Public interest groups, including Public Knowledge and Free Press, have urged the FCC to impose restrictions on the merger, such as capping the prices companies can charge customers.
Consumers Union legal counsel Christopher Murray said the merger would be a monopoly, which could raise prices and force subscribers to listen to more advertisements.
"People love these services because they're mostly free of advertising," Murray said. "But when you take away competitive pressure, it seems like the result for consumers may be a significant increase in the amount of advertising customers will have to hear."

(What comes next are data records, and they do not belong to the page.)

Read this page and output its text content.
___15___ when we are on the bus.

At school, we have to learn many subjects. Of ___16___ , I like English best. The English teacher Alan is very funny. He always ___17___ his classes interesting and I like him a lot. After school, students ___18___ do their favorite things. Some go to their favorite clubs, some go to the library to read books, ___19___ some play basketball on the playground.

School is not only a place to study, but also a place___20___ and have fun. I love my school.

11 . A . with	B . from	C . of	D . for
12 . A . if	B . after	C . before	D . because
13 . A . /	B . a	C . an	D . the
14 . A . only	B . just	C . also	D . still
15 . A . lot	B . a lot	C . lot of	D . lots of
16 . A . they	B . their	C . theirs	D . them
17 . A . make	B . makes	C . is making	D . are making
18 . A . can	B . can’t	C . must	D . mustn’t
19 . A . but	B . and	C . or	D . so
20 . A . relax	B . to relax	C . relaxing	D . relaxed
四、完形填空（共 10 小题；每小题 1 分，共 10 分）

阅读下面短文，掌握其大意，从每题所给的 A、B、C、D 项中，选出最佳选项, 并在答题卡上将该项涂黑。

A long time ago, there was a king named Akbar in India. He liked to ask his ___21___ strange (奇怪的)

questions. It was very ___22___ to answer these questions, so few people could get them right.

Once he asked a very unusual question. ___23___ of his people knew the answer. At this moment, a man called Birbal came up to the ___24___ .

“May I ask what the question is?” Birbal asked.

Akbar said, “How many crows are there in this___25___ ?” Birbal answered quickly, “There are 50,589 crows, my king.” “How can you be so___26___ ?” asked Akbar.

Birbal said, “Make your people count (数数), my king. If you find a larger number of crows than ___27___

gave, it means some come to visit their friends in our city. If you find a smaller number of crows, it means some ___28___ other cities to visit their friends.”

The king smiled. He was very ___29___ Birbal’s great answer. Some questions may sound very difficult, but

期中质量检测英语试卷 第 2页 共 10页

James Goss, media and entertainment analyst at Barrington Research, said he expects the company's marketing efforts to become more focused so that consumers may hear fewer ads.
If consummated, the merger will unite the firms' roughly 14 million subscribers, most of whom currently pay $12.95 a month for the service. Much of XM and Sirius's growth is from in-car radio systems.
Combined, the companies could save money and pass along some of those savings to consumers, XM and Sirius executives have said. The merger could also broaden offerings, allowing users of each service to get new channels from the other. The companies also argue that consumers have so many options, there would not be an incentive to raise prices.
This summer they announced an "a la carte" pricing system that would cut rates to as low as $6.99 a month for 50 channels and allow consumers to pay on a per-channel basis for any additions. Under that kind of tiered pricing system, XM customers could, in theory, receive some Sirius offerings, such as Howard Stern, while Sirius customers could partake in XM's coverage of Major League Baseball.
FCC Chairman Kevin J. Martin has signaled that he thinks an a la carte plan would benefit consumers.
Wall Street welcomed the approval: Shares of XM closed up 15.5 percent at $13.79. Sirius shares rose 8.6 percent, closing at $3.15.
Staff writer Cecilia Kang contributed to this report.